Well, Google just released some astounding figures about the size of the Web. According to a blog post on the Official Google Blog, the Google index contained 26 million pages in 1998. By 2000, the index reached the one billion mark, and just recently, Google hit a new milestone: 1 trillion unique URL’s/links on the web at once!
Yes, 1 trillion unique URL’s. That is 1,000,000,000,000 URL’s. That is a lot of URL’s.
What I find even more fascinating is the fact that the Google servers, or at least the capacity of these servers, are large enough to hold 1 trillion unique URL records and more. This obviously goes without saying that they not only index most of those URL’s but all of the content contained on those URL’s being indexed – that is the page content, meta data, images, files, etc.

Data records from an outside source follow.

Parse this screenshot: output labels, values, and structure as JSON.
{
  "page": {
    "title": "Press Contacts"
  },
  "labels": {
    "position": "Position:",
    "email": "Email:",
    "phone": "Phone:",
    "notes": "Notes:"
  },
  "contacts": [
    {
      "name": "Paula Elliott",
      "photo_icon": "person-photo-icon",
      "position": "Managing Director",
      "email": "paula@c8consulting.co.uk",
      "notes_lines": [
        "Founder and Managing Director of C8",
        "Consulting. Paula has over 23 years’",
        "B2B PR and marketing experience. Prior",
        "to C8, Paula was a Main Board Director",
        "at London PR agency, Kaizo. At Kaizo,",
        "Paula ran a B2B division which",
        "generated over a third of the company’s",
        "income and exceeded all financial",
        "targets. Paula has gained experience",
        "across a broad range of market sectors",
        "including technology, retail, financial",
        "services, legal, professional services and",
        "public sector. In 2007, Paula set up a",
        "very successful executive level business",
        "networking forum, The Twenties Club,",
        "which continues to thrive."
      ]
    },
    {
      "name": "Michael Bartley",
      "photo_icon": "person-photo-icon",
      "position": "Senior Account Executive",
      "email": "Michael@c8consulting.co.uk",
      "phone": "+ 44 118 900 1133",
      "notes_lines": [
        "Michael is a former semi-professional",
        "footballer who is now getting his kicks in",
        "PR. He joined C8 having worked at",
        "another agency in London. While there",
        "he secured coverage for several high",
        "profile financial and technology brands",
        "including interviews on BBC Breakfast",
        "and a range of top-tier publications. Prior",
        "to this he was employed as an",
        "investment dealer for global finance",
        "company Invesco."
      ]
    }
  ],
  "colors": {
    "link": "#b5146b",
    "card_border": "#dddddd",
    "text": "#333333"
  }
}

Another interesting fact is that not even Google knows the exact size of the Web (gasp)! So, 1 trillion unique URL’s are just the records that Google have indexed and are aware of. There’s more out there.
In the post, Google’s Software Engineers, Jesse Alpert & Nissan Hajaj, mentions that Google does not index every one of those trillion pages as many of the pages are similar to each other or represent auto-generated content, but that they are extremely proud to have the most comprehensive index of any search engine.
Google wants to obviously keep up with the growing volume of information and thus downloads the web continuously, collecting updated page information and re-processing the entire web-link graph several times per day.
In doing so, Google’s distributed infrastructure allows applications to efficiently traverse – what the Engineers call “a link graph” – with many trillions of connections, or quickly sort petabytes of data, all just so that you get the answer to the most important question: your next Google search.